Politics

Political Islam, Left Alliance Threaten Liberal Order

The radical left and political Islam often show up on the same protest line, but they are not partners with the same destination. This piece unpacks how that alliance forms, why the Islamist side tends to be patient and disciplined, and how history repeatedly shows who walks away with power. I trace real-world patterns from Tehran to modern Western politics and warn why one side in this partnership should be wary of the other.

On the surface, the red-green alliance looks like a marriage of convenience driven by common enemies and outrage. The left brings mass mobilization, moral language, and institutional cover that makes activism feel righteous and urgent. Political Islam brings organization, hierarchy, and the long game thinking that treats gains as permanent. Those are complimentary at first, but they point toward different endgames.

History gives a blunt lesson. In Tehran the revolutionary coalition that toppled a dictator included secular leftists and religious forces, and after the regime fell the secular partners were purged. That pattern repeats because one partner is focused on immediate transformation while the other is preparing to govern under a religious framework. When ambitions collide, the disciplined faction that planned for power keeps it.

The marriage of convenience shows up in modern theater too, sometimes in unexpected alliances like progressive groups pairing with Islamist causes. Those moments are striking not because they are rare but because they reveal how shared anger can paper over deeper contradictions. Protest energy can topple institutions, but building a stable order requires compatible goals and mutual trust, and those are often missing.

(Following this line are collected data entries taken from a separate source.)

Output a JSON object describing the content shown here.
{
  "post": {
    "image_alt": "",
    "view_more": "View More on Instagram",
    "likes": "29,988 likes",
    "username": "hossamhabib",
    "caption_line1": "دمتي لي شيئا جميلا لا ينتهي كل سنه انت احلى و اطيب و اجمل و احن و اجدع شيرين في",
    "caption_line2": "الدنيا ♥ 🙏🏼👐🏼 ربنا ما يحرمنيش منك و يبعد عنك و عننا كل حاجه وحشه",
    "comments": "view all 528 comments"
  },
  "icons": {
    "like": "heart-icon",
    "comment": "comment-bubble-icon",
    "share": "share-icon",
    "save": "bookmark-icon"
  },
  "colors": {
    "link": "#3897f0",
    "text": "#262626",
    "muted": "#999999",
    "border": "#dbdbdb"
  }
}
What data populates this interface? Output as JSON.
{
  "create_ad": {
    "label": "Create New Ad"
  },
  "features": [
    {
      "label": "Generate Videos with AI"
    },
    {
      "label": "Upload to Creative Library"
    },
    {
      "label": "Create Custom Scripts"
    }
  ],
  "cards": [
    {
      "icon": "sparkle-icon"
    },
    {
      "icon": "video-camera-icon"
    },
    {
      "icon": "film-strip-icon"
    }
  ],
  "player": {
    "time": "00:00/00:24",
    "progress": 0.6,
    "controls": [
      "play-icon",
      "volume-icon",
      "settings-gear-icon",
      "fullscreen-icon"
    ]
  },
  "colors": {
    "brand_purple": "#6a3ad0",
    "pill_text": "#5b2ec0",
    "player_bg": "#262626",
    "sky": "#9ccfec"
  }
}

The Muslim Brotherhood and similar movements practice a patient approach that looks like strategy, not spontaneity. Their doctrine emphasizes slow institutional penetration and retaining power once obtained, which is why intelligence and legal communities have flagged them for concern. That methodical approach explains why, after shared victories, ideological partners who assumed they were leading often find themselves sidelined.

Politics on American soil has not been immune to this dynamic. Local and national coalitions that mix far-left activists with Islamist-aligned groups sometimes translate protest visibility into actual political influence. Winning votes and governing requires different skills than organizing a rally, and when those two worlds collide the disciplined organizer often ends up running the show in ways the other side did not anticipate.

A coalition held together only by hatred can tear down, but it cannot build anything stable or lasting. That is the common-sense warning running through every successful takeover where allied factions had incompatible end goals. When one faction sees governance as permanent and sacred, and the other sees revolution as a purging moment, only one will stay to write the rules.

“This is the green half of the story. The Marxists in this partnership should pay close attention, because the people they call allies have never once kept that bargain.”